Die Verwendung von Hunger als Kriegswaffe ist explizit in mehreren internationalen Abkommen und Dokumenten verboten:
- Zweites Zusatzprotokoll zu den Genfer Konventionen von 1977: Artikel 14 untersagt das Angreifen, Zerstören, Entfernen oder Unbrauchbarmachen von für die Zivilbevölkerung lebensnotwendigen Objekten, einschließlich Nahrungsmitteln und Trinkwasser35.
- Römisches Statut des Internationalen Strafgerichtshofs (IStGH): Artikel 8 Absatz 2 Buchstabe b (xxv) definiert das vorsätzliche Aushungern von Zivilpersonen als Methode der Kriegführung durch das Vorenthalten lebensnotwendiger Gegenstände ausdrücklich als Kriegsverbrechen1.
- UN-Sicherheitsratsresolution 2417 (2018): Verurteilt explizit den Einsatz von Hunger als Kriegswaffe und die systematische Verweigerung humanitärer Hilfe in Konfliktgebieten124.
In diesem Licht betrachtet hat die „Madleen“-Mission mehr abgelenkt als geholfen.
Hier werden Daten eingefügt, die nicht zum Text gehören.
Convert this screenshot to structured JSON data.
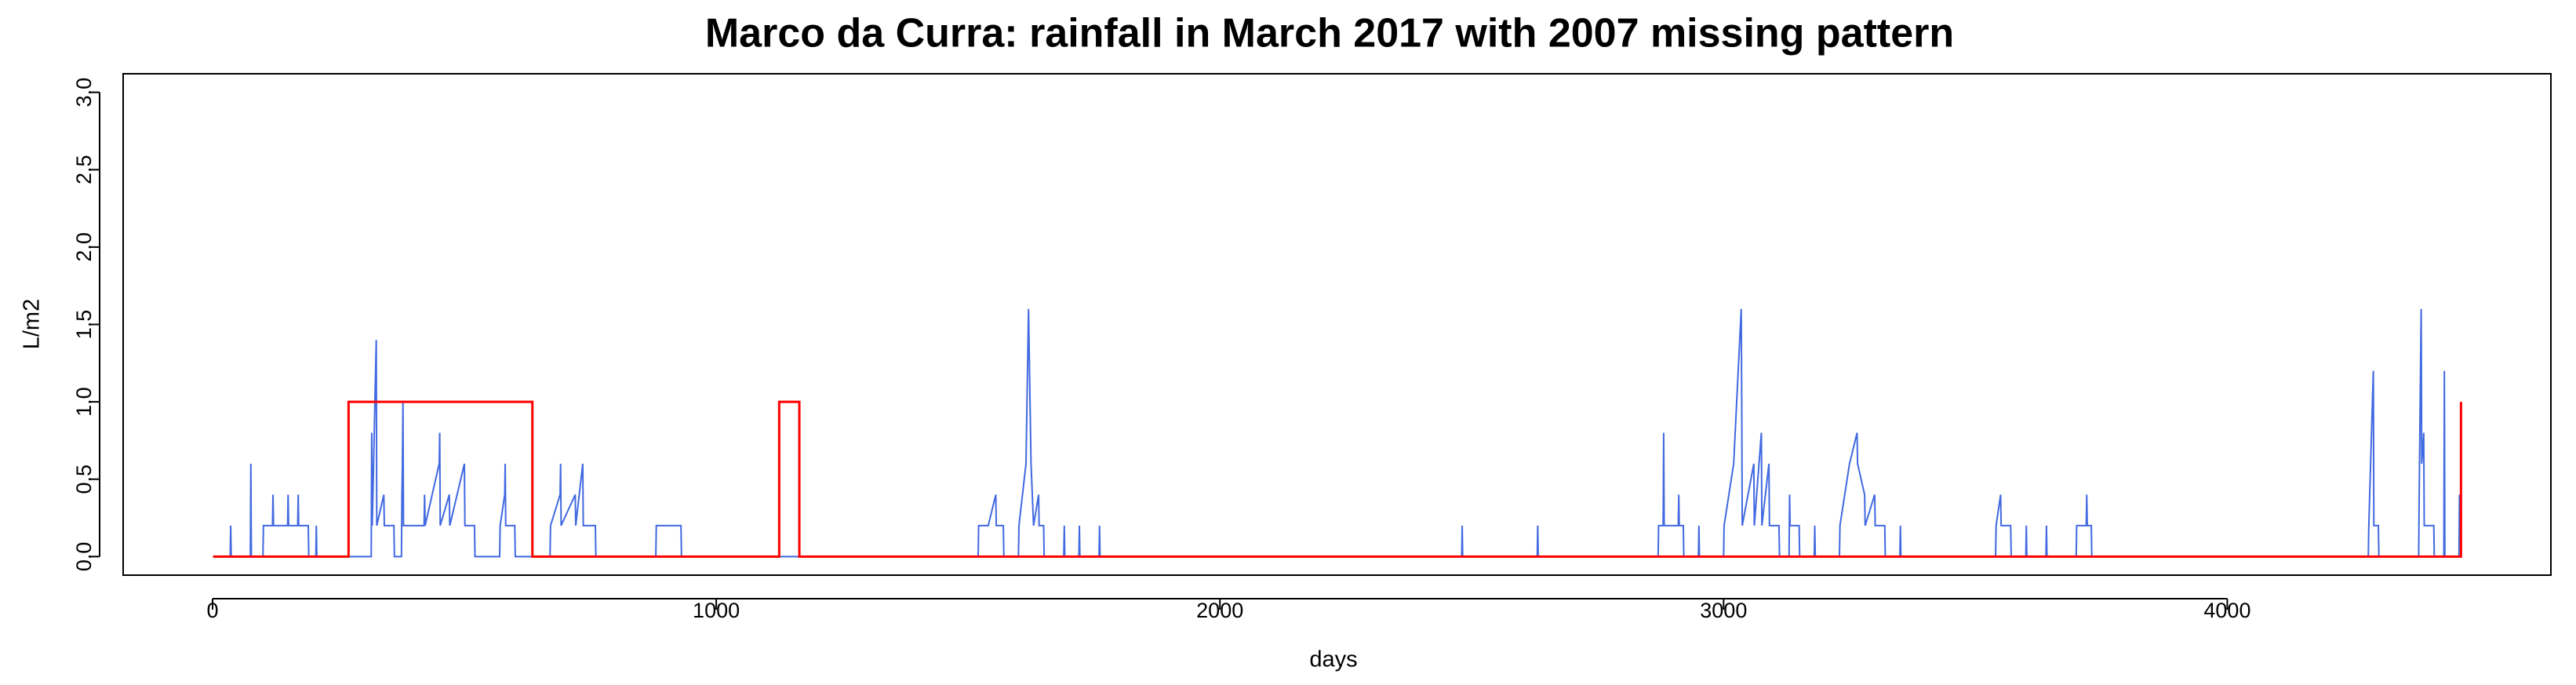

Sie bot eine Bühne, aber keine Brücke. Und wenn das Schiff tatsächlich – wie berichtet – noch in internationalen Gewässern war, dann hat Israel mit dem Entern internationales Seerecht verletzt. Auch das gehört zur ehrlichen Betrachtung.
Die Lage bleibt festgefahren. Und solange beide Seiten auf Eskalation und Inszenierung setzen, bleiben echte Lösungen in weiter Ferne. Symbolische Fahrten wie jene der „Madleen“ können Aufmerksamkeit schaffen – aber nicht Frieden. Was es bräuchte, ist ein realistischer, humanitärer Kurswechsel. Auf beiden Seiten.